Quantitative Convergence of Quadratically Regularized Linear Programs
Alberto González-Sanz, Marcel Nutz
TL;DR
The paper provides a quantitative analysis of quadratically regularized linear programs over polytopes, showing that the regularized solution $x^{\eta}$ converges stationarily to the minimum-norm LP solution $x^*$ and giving an explicit threshold $\eta^*$ beyond which $x^{\eta}=x^*$. It derives a precise formula for $\eta^*$ and a slope bound for the suboptimality $\mathcal{E}(\eta)$ on the approach to $\eta^*$, and also establishes a linear rate $\|x^{\eta}-x^0\|\le \tfrac{1}{2}\|c\|\eta$ as $\eta\to0$. The framework is applied to optimal transport, where the problem reduces to a quadratic-regularized LP on the Birkhoff polytope, yielding explicit $\eta^*$ expressions and slope bounds that scale with the number of data points $N$, along with corollaries for separated-cost structures and symmetric costs. The results illuminate when quadratic regularization recovers exact LP solutions and quantify suboptimality and convergence rates, with practical implications for sparse OT couplings and data-driven transport problems.
Abstract
Linear programs with quadratic regularization are attracting renewed interest due to their applications in optimal transport: unlike entropic regularization, the squared-norm penalty gives rise to sparse approximations of optimal transport couplings.
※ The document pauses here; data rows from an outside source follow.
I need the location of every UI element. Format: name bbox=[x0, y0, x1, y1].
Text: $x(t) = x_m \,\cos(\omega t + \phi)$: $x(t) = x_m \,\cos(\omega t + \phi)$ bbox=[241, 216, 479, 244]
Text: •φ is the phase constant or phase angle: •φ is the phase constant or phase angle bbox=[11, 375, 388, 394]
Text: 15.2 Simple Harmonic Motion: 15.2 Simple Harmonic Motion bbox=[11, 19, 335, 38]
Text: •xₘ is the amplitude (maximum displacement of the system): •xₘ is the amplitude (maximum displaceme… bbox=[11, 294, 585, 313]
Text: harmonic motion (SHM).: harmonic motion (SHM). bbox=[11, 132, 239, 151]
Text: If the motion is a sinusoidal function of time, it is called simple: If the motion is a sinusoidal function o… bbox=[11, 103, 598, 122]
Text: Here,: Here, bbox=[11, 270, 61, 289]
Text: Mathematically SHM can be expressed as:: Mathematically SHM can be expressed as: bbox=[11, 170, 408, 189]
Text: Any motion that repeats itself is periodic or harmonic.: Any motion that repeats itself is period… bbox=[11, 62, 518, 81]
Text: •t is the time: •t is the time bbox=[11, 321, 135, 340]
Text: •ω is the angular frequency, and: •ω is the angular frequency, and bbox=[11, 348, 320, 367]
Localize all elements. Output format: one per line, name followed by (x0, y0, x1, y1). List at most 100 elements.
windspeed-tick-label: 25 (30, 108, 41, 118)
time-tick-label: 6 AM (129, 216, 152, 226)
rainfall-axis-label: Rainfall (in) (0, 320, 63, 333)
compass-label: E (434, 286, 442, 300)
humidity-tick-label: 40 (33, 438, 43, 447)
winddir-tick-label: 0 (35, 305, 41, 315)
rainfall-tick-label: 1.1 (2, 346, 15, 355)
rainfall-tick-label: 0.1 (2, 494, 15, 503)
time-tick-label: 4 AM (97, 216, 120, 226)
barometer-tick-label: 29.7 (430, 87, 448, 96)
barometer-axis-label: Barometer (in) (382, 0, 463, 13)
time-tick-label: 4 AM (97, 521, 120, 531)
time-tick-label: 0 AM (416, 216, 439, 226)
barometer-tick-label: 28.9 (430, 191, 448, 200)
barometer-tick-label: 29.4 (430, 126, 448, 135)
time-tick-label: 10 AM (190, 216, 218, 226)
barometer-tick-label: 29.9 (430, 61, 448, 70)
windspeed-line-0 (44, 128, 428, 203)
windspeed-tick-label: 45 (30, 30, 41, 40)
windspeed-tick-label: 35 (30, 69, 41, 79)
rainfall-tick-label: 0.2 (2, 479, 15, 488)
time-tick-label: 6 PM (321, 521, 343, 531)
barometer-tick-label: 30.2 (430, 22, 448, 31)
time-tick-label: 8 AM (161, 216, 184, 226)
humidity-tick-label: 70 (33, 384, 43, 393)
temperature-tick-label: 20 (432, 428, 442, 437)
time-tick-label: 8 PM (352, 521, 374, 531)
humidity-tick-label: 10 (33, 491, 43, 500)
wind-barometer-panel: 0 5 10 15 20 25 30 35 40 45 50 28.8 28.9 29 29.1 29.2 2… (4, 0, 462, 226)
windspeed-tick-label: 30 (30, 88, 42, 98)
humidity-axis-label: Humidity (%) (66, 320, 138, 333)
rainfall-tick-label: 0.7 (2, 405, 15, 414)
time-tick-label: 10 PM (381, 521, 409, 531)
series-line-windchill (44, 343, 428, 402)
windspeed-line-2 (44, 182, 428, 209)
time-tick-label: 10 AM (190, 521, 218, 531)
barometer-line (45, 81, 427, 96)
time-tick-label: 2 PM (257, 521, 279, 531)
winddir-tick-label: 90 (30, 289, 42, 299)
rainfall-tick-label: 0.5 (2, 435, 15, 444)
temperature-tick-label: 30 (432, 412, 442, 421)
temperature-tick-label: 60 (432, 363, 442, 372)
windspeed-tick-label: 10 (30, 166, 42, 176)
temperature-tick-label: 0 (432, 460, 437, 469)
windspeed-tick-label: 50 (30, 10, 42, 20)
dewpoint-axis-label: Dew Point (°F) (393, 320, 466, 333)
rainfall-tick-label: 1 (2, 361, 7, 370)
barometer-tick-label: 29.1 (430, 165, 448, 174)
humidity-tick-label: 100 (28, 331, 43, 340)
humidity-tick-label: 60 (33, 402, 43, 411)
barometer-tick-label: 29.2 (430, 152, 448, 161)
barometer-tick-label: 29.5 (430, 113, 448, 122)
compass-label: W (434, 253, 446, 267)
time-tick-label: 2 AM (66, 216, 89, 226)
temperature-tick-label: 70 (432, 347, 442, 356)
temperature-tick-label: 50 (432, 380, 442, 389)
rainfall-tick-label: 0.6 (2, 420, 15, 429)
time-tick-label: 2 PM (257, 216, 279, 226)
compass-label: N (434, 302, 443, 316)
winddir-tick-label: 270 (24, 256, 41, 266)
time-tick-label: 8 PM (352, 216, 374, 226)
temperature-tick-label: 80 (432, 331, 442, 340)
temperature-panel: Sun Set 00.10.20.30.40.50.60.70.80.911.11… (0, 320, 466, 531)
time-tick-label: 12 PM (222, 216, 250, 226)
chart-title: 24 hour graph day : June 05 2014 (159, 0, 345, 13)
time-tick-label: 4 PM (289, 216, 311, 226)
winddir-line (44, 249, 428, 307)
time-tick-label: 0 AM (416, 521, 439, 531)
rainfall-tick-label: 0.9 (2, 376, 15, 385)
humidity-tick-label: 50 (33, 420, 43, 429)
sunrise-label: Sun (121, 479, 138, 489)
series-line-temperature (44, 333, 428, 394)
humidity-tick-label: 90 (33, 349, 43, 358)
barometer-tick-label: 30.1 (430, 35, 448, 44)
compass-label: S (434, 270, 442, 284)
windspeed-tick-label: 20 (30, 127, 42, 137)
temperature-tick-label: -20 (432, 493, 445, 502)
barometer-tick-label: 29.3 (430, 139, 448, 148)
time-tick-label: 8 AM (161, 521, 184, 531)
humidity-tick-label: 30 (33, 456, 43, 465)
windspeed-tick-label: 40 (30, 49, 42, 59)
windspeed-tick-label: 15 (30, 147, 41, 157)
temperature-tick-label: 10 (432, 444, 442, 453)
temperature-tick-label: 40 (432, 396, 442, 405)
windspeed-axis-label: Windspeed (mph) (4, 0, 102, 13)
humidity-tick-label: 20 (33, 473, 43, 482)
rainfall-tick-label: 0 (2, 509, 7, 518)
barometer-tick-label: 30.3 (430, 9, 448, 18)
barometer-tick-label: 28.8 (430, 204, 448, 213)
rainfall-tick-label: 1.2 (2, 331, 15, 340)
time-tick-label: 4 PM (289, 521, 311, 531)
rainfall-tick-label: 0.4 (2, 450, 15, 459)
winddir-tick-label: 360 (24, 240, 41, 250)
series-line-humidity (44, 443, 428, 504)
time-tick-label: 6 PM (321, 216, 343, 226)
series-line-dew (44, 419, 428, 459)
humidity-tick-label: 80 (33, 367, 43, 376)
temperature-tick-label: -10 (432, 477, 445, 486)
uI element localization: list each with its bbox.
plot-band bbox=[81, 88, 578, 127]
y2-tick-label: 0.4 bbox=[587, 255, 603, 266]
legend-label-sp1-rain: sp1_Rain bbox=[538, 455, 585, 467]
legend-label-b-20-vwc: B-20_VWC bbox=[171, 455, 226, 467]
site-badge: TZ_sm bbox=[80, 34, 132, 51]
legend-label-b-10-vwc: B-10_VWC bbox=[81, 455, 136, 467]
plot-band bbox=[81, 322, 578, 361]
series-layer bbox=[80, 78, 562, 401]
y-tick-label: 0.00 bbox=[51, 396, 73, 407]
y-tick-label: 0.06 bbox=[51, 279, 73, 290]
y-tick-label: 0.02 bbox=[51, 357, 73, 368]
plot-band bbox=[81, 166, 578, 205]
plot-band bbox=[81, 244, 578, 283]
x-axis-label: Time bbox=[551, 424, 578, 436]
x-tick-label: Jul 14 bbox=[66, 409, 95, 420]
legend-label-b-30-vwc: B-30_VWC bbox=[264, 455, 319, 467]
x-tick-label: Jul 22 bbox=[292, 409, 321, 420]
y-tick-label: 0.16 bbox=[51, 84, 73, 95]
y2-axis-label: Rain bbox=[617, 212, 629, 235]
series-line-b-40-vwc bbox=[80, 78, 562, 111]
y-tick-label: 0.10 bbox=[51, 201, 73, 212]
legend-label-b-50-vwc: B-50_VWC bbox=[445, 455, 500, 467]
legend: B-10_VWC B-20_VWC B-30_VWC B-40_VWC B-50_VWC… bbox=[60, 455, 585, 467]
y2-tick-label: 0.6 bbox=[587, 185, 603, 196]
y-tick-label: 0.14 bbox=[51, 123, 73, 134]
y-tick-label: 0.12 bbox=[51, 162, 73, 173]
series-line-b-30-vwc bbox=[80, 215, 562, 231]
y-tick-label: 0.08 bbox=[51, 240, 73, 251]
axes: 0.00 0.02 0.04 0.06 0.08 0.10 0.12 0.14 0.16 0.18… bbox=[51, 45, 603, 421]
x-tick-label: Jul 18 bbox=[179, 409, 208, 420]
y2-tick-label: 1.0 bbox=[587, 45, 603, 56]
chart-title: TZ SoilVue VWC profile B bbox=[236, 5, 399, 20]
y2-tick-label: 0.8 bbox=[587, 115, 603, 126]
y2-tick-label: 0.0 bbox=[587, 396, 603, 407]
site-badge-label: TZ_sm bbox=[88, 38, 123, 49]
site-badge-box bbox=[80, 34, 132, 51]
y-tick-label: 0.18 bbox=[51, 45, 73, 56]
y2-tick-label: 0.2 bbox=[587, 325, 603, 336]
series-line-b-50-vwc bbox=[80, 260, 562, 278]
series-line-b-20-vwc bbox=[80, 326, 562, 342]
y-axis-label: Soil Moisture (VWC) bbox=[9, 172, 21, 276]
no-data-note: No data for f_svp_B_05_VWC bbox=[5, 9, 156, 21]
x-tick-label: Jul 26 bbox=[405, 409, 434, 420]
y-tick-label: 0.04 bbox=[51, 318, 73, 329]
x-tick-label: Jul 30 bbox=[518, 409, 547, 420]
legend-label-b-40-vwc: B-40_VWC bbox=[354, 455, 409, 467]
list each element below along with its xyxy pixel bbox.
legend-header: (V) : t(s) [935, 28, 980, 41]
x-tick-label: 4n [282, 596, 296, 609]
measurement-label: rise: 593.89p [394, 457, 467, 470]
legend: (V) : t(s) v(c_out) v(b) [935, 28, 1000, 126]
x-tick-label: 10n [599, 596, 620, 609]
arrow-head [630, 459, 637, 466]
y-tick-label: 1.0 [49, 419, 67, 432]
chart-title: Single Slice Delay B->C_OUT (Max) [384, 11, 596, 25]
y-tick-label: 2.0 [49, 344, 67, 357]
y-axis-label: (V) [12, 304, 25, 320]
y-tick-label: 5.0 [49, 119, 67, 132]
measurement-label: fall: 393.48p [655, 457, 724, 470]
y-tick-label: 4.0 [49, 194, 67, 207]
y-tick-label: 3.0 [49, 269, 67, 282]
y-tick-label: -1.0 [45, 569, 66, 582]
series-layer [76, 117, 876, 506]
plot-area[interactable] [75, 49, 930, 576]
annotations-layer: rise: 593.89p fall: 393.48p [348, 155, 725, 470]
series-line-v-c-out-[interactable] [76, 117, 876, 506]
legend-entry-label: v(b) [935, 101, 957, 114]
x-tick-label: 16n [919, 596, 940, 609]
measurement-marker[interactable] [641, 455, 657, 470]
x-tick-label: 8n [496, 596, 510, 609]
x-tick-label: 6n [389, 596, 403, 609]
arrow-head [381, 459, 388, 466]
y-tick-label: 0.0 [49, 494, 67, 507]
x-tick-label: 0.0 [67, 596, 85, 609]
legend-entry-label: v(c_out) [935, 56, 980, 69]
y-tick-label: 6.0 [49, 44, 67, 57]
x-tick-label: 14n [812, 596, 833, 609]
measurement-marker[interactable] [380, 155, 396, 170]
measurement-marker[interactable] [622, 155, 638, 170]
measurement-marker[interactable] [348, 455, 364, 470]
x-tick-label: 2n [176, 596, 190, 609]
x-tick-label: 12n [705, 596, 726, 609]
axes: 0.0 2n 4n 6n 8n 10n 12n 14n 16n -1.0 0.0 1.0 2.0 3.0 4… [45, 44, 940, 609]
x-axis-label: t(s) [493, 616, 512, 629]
It is well known that the solution of a quadratically regularized linear program over any polytope converges stationarily to the minimal-norm solution of the linear program when the regularization parameter tends to zero. However, that result is merely qualitative. Our main result quantifies the convergence by specifying the exact threshold for the regularization parameter, after which the regularized solution also solves the linear program. Moreover, we bound the suboptimality of the regularized solution before the threshold. These results are complemented by a convergence rate for the regime of large regularization. We apply our general results to the setting of optimal transport, where we shed light on how the threshold and suboptimality depend on the number of data points.